Ora l’ultima parola sull’applicazione dell’articolo 7 nei confronti dell’Ungheria spetta ai singoli paesi membri dell’Ue. Il premier Conte, stretto tra i due alleati di governo che a Strasburgo hanno votato all’opposto, ha un bel dilemma, anche se Di Maio lo avrebbe già convinto a votare sì alle sanzioni. E un bel dilemma hanno i 5 Stelle che devono decidere sulla collocazione europea. I dodici parlamentari europei del M5S sono stati gli unici del loro gruppo, l’Europa della Libertà e della Democrazia diretta fondato dal leader Ukip Nigel Farage, a votare per la procedura d’infrazione. Difficilmente l’approvazione del report condurrà alle sanzioni, di certo però quel voto diventa uno spartiacque per il futuro delle famiglie politiche europee.

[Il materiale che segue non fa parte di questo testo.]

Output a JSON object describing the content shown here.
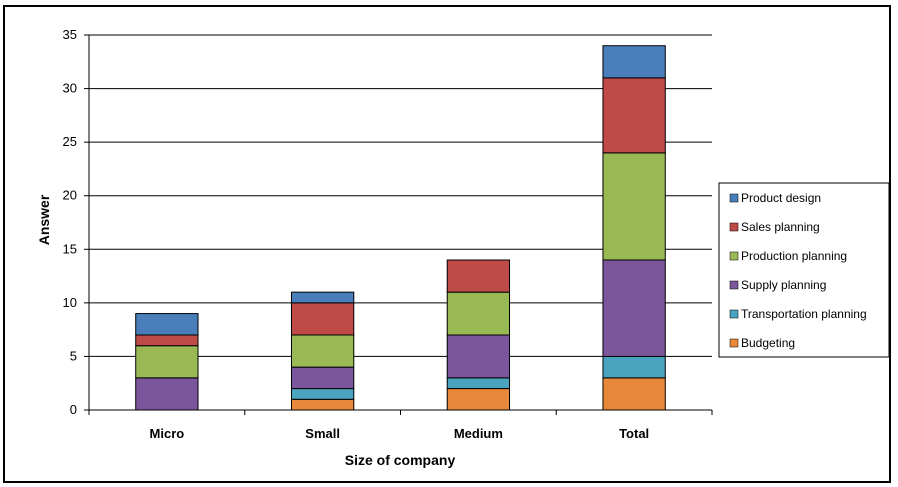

Il gruppo del M5S difficilmente esisterà ancora nella prossima legislatura, causa Brexit. Dunque, il M5S è obbligato a posizionarsi perché scegliere di non scegliere, e quindi entrare nel gruppo misto, secondo le regole del parlamento europeo significa rinunciare a finanziamenti, avere i minuti contati e abbandonare la possibilità di contare qualcosa.

Come uscirne, dunque? Dopo la fallita operazione di mettersi insieme ai liberali dell’Alde e a cavallo delle scorse elezioni politiche italiane e nel pieno della svolta moderata impressa da Luigi Di Maio al M5S, c’era stata la suggestione di allearsi con En Marche di Emanuel Macron. Il giovane partito francese veniva considerato una forza post-ideologica al pari di quella fondata da Grillo e Casaleggio. Soltanto che proprio l’altro giorno, per smarcarsi da ogni speculazione politica sulle sorti del governo, i grillini a Strasburgo hanno paragonato l’inquilino dell’Eliseo proprio a Orbán. Di allearsi con le sinistre e i verdi non se ne parla.

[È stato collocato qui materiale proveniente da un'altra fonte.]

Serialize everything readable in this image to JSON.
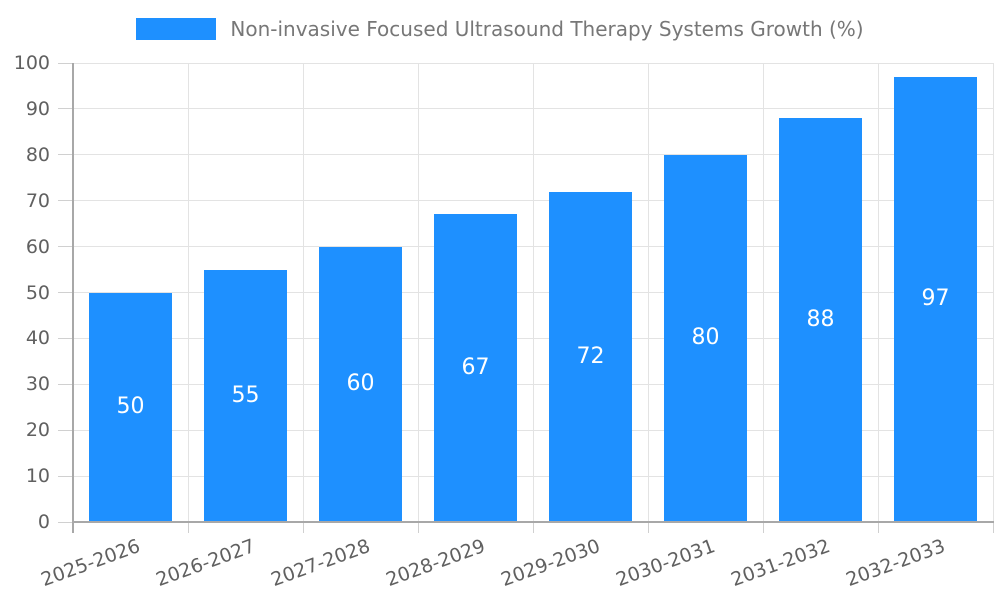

Anche se le statistiche dicono che spesso molti eletti in Europa del M5S hanno votato in aula come questi ultimi, difficilmente Gue ed ecologisti si metterebbero in casa un partito con un peso non indifferente e che nel suo paese è al governo con l’estrema destra. Oltretutto, i verdi hanno già sbarrato la porta cinque anni fa ai grillini proprio per le loro posizioni sui migranti.

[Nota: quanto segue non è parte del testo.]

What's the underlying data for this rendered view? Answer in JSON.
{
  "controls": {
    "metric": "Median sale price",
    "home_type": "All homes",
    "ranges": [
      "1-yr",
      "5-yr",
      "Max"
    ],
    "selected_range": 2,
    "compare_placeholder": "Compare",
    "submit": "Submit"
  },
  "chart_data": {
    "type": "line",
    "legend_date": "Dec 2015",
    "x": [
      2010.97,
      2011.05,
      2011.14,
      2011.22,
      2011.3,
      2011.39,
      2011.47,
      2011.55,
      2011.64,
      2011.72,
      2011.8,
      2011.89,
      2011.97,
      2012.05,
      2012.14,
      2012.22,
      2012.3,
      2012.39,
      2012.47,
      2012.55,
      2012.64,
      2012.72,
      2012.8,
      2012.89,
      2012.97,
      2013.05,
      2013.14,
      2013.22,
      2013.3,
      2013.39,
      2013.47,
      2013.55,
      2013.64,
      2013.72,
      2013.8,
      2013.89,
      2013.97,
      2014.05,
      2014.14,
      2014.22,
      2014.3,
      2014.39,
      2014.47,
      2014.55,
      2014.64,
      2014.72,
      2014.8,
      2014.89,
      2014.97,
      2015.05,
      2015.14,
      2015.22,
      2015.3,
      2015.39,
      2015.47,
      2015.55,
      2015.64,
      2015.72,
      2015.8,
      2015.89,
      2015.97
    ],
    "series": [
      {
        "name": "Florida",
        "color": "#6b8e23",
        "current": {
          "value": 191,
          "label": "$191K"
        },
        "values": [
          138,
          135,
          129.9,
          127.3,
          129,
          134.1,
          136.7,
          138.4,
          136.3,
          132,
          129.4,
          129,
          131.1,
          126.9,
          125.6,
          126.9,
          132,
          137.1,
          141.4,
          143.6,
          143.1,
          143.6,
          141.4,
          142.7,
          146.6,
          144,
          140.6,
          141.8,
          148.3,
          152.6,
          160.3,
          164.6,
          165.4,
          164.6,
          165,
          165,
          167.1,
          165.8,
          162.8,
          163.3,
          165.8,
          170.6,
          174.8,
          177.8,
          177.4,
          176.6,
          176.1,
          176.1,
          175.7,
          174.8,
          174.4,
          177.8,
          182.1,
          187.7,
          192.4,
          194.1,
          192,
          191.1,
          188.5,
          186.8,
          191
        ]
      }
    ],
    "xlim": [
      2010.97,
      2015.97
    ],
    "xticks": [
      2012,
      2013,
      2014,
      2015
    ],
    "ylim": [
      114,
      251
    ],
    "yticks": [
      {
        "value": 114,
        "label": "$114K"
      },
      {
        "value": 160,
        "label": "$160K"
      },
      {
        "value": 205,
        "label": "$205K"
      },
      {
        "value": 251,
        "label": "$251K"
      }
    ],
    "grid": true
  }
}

Il vicepresidente dell’assemblea in quota M5S Fabio Massimo Castaldo nei giorni scorsi ha dribblato la questione, limitandosi a spiegare che l’obiettivo dei nuovi eletti sarà quello di fare da «ago della bilancia» di equilibri continentali che auspica profondamente mutati. Castaldo difende la scelta di votare contro Orbán ma ammette: «Con la Lega qui in Europa ci coordiniamo, ove possibile». La formula che circola tra i grillini è questa: «In questo momento qualcuno sta lavorando per costringerci a scegliere e polarizzare, da una parte i sovranisti e dall’altra chi spinge oltremodo per l’integrazione dei migranti, ma le posizioni non sono così distanti». «Vogliamo lavorare per la terza via», ribadisce Castaldo. È presto per dirlo, e dall’Europa sono spesso arrivate sorprese per i vertici M5S, ma se il terremoto elettorale che anche Di Maio dice di attendersi in primavera assomiglia a quello che si augura il suo socio al governo Matteo Salvini, allora significa che i grillini finiranno a far da sponda alla convergenza tra popolari e destre.